Your aux switch wires are actually behind the fuse panel. You'll have to run your wires through our firewall.


----------



## 350guy (Jan 4, 2010)

can i use a switch for flash pattern or do i have to buy a separate momentary switch.


----------



## kitn1mcc (Sep 15, 2008)

you need a moentary one for the Flash patterns. personally i set it and leave it. i would run the wires down and there should be a grommet on the back of the cab


----------



## SafetyLighting (Jul 23, 2005)

You could use one of the upfitter switches for the pattern, but it would be a waste of a switch.


----------



## 350guy (Jan 4, 2010)

ok i was talking to my buddy he said i can go though the floor right y the switches. theres already a hole. if i go though the cab i have to take out my seats and carpet.


----------



## Too Stroked (Jan 1, 2010)

Ford Super Duty trucks have several rubber grommets in the cab that allow for running wires into the cab quite easily - with no drilling required. One location that might work for you is on the back wall of the cab near the bottom. Simply dremove the grommet, drill a hole in it, then put it back it. Next, run your wire(s) through the grommet, under the carpet, under the rocker panel cover (snaps in and out) and up into the dash. Don't forget proper fusing and relays if needed. If you have Upfitter Switches, life is even easier.


----------



## kitn1mcc (Sep 15, 2008)

i have found also just using a 3/4 snap gormmet works well in that hole


----------



## 350guy (Jan 4, 2010)

too stroked how do you get the rocker panel off? just the plastic cover. Thanks Cody


----------



## SafetyLighting (Jul 23, 2005)

If you mean the driver side kick-panel, there is a fir tree clip that needs to be pried out, and then the panel itself will unclip. You have to remove the driver's side sill plate before you can remove the kick-panel.


----------



## 350guy (Jan 4, 2010)

the sill pate is what im talking about? i just yank it?


----------



## SafetyLighting (Jul 23, 2005)

well, make sure it isn't cold because it will be brittle.

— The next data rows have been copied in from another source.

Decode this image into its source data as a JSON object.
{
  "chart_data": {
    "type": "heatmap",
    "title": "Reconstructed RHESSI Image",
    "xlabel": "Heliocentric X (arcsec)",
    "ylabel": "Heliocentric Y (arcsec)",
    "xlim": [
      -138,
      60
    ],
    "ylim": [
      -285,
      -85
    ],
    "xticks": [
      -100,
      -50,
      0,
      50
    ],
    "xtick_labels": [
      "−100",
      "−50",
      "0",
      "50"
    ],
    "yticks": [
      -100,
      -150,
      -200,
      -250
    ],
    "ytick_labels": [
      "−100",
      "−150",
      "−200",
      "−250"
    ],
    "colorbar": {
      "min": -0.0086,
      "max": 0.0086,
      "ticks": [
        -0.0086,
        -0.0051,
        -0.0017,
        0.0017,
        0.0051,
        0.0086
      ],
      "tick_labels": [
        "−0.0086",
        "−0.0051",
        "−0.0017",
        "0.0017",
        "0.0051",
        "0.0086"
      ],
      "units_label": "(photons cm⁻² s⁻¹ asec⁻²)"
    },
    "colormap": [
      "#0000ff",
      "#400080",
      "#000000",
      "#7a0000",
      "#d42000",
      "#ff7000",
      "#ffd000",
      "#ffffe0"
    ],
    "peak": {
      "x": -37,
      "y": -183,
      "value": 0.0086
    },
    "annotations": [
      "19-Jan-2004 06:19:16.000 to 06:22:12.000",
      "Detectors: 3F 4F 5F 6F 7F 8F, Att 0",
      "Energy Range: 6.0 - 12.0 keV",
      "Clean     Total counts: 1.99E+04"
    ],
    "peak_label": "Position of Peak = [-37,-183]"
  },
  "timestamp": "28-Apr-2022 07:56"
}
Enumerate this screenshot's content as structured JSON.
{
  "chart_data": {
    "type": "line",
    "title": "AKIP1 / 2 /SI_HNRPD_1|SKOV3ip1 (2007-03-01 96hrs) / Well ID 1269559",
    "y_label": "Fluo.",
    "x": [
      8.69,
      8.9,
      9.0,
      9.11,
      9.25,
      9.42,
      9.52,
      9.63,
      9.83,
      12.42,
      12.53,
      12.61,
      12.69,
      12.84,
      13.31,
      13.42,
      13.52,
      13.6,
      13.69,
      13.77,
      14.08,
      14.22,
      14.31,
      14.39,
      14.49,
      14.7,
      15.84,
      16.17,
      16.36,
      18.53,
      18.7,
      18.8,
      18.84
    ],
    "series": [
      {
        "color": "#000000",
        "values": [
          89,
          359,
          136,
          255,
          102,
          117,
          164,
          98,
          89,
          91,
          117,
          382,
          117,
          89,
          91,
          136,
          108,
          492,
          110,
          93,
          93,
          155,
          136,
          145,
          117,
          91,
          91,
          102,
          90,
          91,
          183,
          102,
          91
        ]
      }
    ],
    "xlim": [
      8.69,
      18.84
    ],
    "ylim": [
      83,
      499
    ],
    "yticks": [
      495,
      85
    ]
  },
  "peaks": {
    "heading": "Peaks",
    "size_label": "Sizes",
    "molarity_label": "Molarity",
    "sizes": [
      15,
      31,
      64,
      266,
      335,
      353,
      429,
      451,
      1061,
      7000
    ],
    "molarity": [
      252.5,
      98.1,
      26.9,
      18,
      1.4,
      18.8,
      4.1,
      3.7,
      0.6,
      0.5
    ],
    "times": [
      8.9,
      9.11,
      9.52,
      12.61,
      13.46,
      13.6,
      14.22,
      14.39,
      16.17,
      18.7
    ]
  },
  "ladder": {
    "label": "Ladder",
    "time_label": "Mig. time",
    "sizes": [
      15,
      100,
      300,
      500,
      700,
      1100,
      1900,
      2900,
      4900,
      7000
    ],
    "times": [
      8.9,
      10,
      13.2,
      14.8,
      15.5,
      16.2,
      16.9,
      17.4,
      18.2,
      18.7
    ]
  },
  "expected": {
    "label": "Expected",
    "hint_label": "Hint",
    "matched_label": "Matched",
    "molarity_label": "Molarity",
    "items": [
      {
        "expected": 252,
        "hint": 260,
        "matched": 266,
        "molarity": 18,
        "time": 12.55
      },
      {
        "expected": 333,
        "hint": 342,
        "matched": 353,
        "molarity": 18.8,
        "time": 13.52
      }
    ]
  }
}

It is just clipped into the floor, yes. The sill plate is also clipped into both adjacent plastic panels as well, so be nice.


----------



## Too Stroked (Jan 1, 2010)

Yes, the Sill Plate is just snapped in and the Kick Panel has one Christmas Tree fastener and some snap in clips. No tools required for this one!


----------



## BSDeality (Dec 5, 2005)

if you're using the upfitter switches the wires are pre-run through the firewall. pop the hood and there should be a bundle of 4 wires. then just snake your wire through the engine compartment, under the cab along the frame rail and up to the back rack. then you don't have to make any holes in the rubber grommets


----------



## SafetyLighting (Jul 23, 2005)

The upfitter wires are not run into the engine compartment, they terminate behind the fuse panel. There are four pass through wires from the cab to the engine compartment though.


----------



## GLS (Nov 22, 2001)

Like BSDeality said, there are 4 pass-through wires under the hood. But they are not connected to the switches, you have to connect them to the appropriate switch wire under the dash.

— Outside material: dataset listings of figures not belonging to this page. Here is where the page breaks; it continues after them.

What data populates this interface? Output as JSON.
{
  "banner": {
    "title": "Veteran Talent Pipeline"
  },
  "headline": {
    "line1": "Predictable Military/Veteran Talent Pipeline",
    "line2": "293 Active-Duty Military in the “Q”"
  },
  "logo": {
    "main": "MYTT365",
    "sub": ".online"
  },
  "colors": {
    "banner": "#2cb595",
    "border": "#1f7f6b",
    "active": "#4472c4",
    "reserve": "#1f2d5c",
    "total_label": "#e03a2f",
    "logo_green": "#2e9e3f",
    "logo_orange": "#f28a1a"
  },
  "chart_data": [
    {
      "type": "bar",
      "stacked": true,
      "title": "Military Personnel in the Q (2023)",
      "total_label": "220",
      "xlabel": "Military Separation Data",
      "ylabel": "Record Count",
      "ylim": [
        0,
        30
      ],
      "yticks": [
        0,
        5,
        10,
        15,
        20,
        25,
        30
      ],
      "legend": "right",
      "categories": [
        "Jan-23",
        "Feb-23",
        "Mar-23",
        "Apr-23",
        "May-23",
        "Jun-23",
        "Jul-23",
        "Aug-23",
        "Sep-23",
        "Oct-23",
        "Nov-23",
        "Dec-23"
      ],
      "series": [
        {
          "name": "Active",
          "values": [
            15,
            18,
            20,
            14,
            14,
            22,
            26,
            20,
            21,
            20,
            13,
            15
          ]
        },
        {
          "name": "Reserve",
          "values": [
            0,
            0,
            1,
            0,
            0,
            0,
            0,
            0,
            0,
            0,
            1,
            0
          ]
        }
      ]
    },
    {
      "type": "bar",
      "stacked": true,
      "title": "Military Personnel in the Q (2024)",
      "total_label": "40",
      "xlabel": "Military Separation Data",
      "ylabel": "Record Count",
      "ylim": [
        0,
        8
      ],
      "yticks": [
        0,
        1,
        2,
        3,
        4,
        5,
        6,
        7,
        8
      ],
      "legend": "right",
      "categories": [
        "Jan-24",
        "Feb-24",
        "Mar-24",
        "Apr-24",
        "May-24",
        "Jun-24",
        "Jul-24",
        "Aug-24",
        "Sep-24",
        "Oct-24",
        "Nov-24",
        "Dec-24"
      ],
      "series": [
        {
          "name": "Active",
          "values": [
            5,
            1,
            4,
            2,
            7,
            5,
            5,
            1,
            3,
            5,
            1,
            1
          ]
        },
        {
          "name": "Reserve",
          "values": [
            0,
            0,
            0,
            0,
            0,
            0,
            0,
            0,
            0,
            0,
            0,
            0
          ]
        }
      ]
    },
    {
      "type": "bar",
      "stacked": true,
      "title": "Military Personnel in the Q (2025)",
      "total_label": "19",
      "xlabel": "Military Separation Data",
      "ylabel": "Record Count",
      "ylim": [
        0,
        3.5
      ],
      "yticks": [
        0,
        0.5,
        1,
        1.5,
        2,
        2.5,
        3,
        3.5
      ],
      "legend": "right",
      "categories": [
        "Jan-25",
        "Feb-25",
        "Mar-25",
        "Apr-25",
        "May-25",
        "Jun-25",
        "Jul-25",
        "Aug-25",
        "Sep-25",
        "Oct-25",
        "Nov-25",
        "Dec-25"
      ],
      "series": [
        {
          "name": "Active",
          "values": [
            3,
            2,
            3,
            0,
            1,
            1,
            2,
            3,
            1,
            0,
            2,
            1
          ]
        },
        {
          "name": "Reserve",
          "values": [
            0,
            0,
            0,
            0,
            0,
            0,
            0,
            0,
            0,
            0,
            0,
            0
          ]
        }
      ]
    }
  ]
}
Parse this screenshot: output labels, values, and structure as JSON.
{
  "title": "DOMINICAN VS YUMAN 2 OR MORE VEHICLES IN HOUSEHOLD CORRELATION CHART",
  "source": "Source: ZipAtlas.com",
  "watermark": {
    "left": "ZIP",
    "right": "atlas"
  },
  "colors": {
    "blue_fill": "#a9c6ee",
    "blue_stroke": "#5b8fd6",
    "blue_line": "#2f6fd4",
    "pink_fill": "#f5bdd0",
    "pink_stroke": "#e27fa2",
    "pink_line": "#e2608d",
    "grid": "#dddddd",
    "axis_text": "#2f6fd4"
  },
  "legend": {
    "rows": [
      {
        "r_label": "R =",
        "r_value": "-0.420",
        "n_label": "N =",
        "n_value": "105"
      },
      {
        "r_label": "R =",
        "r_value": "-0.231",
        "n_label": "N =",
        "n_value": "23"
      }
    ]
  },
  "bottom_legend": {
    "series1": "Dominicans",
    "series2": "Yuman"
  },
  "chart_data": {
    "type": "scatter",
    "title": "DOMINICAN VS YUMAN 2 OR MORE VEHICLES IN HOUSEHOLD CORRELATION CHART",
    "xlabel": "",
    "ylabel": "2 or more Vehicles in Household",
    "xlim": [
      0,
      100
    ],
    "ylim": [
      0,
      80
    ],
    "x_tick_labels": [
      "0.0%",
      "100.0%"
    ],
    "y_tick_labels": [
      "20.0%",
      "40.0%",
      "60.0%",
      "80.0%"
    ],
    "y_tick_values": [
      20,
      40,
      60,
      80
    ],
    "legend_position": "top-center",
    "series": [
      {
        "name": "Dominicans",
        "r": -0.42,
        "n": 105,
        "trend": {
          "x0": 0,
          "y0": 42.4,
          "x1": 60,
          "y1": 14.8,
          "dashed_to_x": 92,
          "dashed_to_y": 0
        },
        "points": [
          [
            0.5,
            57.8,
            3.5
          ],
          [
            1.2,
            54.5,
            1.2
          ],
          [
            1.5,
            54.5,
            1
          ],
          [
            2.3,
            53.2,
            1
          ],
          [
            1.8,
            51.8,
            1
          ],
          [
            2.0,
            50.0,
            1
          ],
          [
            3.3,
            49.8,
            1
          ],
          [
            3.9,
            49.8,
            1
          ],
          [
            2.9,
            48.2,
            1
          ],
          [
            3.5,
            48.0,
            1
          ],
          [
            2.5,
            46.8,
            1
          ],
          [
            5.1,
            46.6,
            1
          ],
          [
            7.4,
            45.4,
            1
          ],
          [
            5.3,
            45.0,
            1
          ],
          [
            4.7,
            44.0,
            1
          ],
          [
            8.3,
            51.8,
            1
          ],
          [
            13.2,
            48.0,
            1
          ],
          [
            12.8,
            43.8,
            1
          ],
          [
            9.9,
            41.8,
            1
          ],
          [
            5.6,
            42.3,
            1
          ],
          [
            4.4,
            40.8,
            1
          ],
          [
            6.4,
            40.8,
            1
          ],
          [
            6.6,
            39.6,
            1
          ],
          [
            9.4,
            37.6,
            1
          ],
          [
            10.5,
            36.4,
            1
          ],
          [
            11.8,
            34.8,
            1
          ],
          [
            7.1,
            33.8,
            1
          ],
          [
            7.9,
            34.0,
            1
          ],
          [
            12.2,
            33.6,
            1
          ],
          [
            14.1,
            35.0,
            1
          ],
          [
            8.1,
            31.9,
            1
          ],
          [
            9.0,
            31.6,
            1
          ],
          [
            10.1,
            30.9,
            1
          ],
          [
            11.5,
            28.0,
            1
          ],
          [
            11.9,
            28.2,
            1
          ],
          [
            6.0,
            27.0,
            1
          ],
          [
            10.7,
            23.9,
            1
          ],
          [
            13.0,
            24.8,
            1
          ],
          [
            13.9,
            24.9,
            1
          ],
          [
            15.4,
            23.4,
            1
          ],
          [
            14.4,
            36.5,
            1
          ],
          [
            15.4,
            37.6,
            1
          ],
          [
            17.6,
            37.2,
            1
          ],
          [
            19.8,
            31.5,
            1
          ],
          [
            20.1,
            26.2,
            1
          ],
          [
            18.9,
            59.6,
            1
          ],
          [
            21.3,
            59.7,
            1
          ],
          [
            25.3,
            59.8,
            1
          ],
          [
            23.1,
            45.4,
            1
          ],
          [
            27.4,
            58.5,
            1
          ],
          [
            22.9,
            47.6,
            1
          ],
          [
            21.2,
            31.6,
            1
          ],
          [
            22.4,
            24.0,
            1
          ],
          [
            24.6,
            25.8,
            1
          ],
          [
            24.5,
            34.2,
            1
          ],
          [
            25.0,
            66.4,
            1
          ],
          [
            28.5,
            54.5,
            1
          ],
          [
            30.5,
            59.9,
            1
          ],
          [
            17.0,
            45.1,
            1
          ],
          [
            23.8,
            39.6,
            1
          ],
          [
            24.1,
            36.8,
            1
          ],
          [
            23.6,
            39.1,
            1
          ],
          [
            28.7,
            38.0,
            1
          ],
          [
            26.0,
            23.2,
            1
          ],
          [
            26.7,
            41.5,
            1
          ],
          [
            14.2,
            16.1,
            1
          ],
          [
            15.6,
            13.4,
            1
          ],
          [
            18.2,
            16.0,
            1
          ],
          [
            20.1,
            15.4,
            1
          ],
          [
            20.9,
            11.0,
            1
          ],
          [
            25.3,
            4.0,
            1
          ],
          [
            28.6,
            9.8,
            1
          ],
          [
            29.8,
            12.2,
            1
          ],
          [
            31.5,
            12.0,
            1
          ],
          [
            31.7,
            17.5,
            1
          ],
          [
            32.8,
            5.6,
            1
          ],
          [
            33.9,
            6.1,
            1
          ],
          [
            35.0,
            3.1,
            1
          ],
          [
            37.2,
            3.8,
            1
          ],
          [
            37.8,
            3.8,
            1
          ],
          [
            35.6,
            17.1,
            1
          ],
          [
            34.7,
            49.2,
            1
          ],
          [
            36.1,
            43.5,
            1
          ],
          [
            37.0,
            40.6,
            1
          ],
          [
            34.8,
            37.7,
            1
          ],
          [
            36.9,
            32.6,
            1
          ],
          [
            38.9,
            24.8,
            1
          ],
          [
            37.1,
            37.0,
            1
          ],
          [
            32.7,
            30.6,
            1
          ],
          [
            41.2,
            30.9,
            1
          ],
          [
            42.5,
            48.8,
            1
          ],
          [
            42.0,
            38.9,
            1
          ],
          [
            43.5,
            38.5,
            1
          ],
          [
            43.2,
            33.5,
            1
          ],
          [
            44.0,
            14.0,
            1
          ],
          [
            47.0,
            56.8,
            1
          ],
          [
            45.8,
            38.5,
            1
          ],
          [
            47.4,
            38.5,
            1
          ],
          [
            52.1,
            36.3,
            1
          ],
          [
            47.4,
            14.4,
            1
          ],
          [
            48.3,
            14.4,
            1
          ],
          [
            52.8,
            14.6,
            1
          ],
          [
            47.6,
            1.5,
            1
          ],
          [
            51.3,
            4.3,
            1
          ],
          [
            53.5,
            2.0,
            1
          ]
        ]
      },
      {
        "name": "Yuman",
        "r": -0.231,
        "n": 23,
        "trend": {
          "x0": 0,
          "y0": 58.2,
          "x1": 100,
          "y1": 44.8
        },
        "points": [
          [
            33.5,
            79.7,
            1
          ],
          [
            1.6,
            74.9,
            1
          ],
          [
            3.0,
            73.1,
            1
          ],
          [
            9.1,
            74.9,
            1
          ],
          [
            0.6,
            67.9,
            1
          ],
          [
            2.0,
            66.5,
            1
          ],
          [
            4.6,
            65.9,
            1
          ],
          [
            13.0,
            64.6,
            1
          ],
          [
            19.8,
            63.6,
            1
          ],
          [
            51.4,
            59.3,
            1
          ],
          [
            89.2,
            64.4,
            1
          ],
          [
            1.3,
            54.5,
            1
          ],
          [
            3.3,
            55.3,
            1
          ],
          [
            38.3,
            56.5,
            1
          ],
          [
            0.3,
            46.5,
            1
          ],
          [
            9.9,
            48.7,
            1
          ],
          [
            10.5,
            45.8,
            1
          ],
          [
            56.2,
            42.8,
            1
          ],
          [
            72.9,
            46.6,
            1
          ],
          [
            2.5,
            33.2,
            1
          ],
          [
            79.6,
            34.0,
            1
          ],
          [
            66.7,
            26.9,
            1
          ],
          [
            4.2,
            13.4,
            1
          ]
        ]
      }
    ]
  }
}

If you just have a low-current wire (for an LED flasher, probably would work for work lights), you could run it inside the cab at the center high-mount stoplamp. That is how we did our mini-justice lightbar. Cut a small hole in the lens, silicone it, run it down the drivers-side pillar, and run it under the door sill plates, and right to the switches.

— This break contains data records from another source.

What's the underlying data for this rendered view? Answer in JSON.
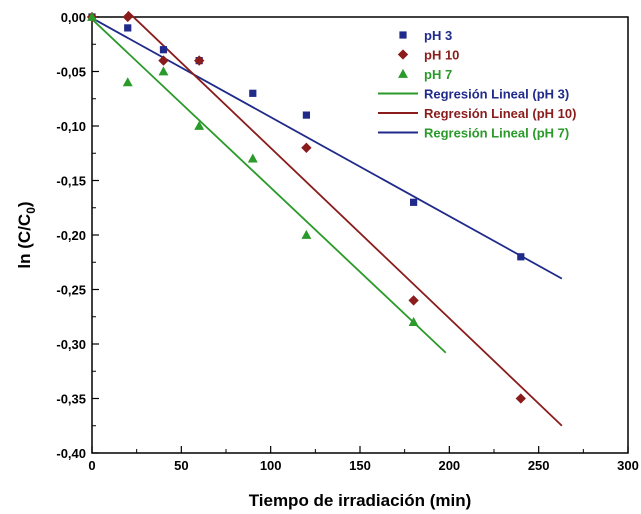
{
  "chart_data": {
    "type": "scatter",
    "xlabel": "Tiempo de irradiación (min)",
    "ylabel_main": "ln (C/C",
    "ylabel_sub": "0",
    "ylabel_close": ")",
    "xlim": [
      0,
      300
    ],
    "ylim": [
      -0.4,
      0.0
    ],
    "x_ticks": [
      0,
      50,
      100,
      150,
      200,
      250,
      300
    ],
    "x_tick_labels": [
      "0",
      "50",
      "100",
      "150",
      "200",
      "250",
      "300"
    ],
    "y_ticks": [
      0.0,
      -0.05,
      -0.1,
      -0.15,
      -0.2,
      -0.25,
      -0.3,
      -0.35,
      -0.4
    ],
    "y_tick_labels": [
      "0,00",
      "-0,05",
      "-0,10",
      "-0,15",
      "-0,20",
      "-0,25",
      "-0,30",
      "-0,35",
      "-0,40"
    ],
    "grid": false,
    "legend_position": "top-right",
    "series": [
      {
        "name": "pH 3",
        "marker": "square",
        "color": "#1f2a8a",
        "x": [
          0,
          20,
          40,
          60,
          90,
          120,
          180,
          240
        ],
        "y": [
          0.0,
          -0.01,
          -0.03,
          -0.04,
          -0.07,
          -0.09,
          -0.17,
          -0.22
        ]
      },
      {
        "name": "pH 10",
        "marker": "diamond",
        "color": "#8b1c1c",
        "x": [
          0,
          20,
          40,
          60,
          120,
          180,
          240
        ],
        "y": [
          0.0,
          0.0,
          -0.04,
          -0.04,
          -0.12,
          -0.26,
          -0.35
        ]
      },
      {
        "name": "pH 7",
        "marker": "triangle",
        "color": "#2a9a2a",
        "x": [
          0,
          20,
          40,
          60,
          90,
          120,
          180
        ],
        "y": [
          0.0,
          -0.06,
          -0.05,
          -0.1,
          -0.13,
          -0.2,
          -0.28
        ]
      }
    ],
    "fit_lines": [
      {
        "name": "Regresión Lineal (pH 3)",
        "color": "#1f2a8a",
        "x": [
          0,
          263
        ],
        "y": [
          -0.001,
          -0.24
        ],
        "legend_color": "#2a9a2a"
      },
      {
        "name": "Regresión Lineal (pH 10)",
        "color": "#8b1c1c",
        "x": [
          20,
          263
        ],
        "y": [
          0.005,
          -0.375
        ],
        "legend_color": "#8b1c1c"
      },
      {
        "name": "Regresión Lineal (pH 7)",
        "color": "#2a9a2a",
        "x": [
          0,
          198
        ],
        "y": [
          -0.002,
          -0.308
        ],
        "legend_color": "#1f2a8a"
      }
    ],
    "legend": [
      {
        "label": "pH 3",
        "kind": "marker",
        "marker": "square",
        "color": "#1f2a8a",
        "text_color": "#1f2a8a"
      },
      {
        "label": "pH 10",
        "kind": "marker",
        "marker": "diamond",
        "color": "#8b1c1c",
        "text_color": "#8b1c1c"
      },
      {
        "label": "pH 7",
        "kind": "marker",
        "marker": "triangle",
        "color": "#2a9a2a",
        "text_color": "#2a9a2a"
      },
      {
        "label": "Regresión Lineal (pH 3)",
        "kind": "line",
        "color": "#2a9a2a",
        "text_color": "#1f2a8a"
      },
      {
        "label": "Regresión Lineal (pH 10)",
        "kind": "line",
        "color": "#8b1c1c",
        "text_color": "#8b1c1c"
      },
      {
        "label": "Regresión Lineal (pH 7)",
        "kind": "line",
        "color": "#1f2a8a",
        "text_color": "#2a9a2a"
      }
    ]
  }
}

Here is a link to a bulletin on the upfitter switches for more detail: https://www.fleet.ford.com/truckbbas/non-html/Q117.pdf


----------



## Too Stroked (Jan 1, 2010)

SafetyLighting;970573 said:


> The upfitter wires are not run into the engine compartment, they terminate behind the fuse panel. There are four pass through wires from the cab to the engine compartment though.


Hmmm, interesting. I've used the Upfitter Switches in a number of trucks, but never knew about the pass through wires. Then again, we're only using the Upfitter Switches for the mini-bar and diesel fuel pumps (Aux. Tank) on our trucks. The wiring for the mini-bars goes through the HMSL and down the A-Pillar. The Diesel Pump requires a rather large cable that I've run through the grommet on the back side of the cab, along the back wall of the truck, down the Sill Plate and to the terminated wires from the Upfitter Switches. I haven't had to come though the firewall yet.

What colors are the pass throughwires and where are they terminated on each side of the firewall?


----------



## SafetyLighting (Jul 23, 2005)

I have to look them up everytime I use them because some of the years were different. You can't miss them under the hood though. They are always blunt cut, terminated at the wire harness on the driver side, top. Inside the cab, they are always close to the PTO control wires. Check the Ford Body Builder website for your year.


----------



## 350guy (Jan 4, 2010)

thanks for the help turned out good.


----------



## 350guy (Jan 4, 2010)

[/URL][/IMG]


----------



## 350guy (Jan 4, 2010)

sorry for the bad video but it give you an idea of how nice it is im very pleased with the product.


----------